# Electric Field of a Charged Disk

by davezhan
Tags: charged, disk, electric, field
 Math Emeritus Sci Advisor Thanks PF Gold P: 39,564 Electric Field of a Charged Disk Think of the ring as the region between two circles- one of radius a, the other of radius a+ da. The area of the inner circle is $\pi a^2$ and the area of the outer circle is $\pi (a+ da)^2$. The area between them is $\pi (a+da)^2- \pi a^2$$= \pi (a^2+ 2ada+ da^2)- \pi a^2$$= 2\pi a da+ \pi da^2$. Since da is an "infinitesmal", its square is negligible and the area is $2\pi a da$. By saying that "da is an infinitesmal" I mean that this is true in the limit sense for very small da.
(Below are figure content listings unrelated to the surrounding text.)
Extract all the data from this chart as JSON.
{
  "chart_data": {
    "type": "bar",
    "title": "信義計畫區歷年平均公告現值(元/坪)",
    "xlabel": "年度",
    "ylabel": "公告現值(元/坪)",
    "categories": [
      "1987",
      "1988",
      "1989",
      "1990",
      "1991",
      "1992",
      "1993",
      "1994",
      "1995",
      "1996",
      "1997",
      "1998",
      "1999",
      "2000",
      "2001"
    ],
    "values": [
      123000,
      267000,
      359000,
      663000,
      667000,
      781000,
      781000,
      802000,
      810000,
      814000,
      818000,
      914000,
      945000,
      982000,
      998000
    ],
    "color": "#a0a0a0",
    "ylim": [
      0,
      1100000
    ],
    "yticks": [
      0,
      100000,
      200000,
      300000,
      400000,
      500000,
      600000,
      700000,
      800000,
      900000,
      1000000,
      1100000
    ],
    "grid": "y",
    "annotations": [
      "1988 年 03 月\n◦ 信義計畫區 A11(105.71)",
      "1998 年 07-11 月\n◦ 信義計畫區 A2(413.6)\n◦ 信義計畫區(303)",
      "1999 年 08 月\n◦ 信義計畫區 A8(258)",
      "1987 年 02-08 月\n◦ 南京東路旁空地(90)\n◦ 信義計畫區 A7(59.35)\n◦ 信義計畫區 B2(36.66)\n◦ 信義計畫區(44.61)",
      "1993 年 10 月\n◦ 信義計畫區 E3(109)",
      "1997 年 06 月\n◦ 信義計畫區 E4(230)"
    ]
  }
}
Here's another way to look at it: Imagine opening that strip up to a "rectangle". It's length is the circumference of the circle, $2\pi a$, and it's width is da. The area of that "rectangle" is "length times width", $2\pi a da$. I have put "rectangle" in quotes because, of course, you cannot "open up" a circular strip into a rectangle. This is, again, only true in the limit sense. If you were to take da to be any finite length, $2\pi a da$ would give you an approximate area, not an exact area. But you can use "da" in an integral to get the exact area.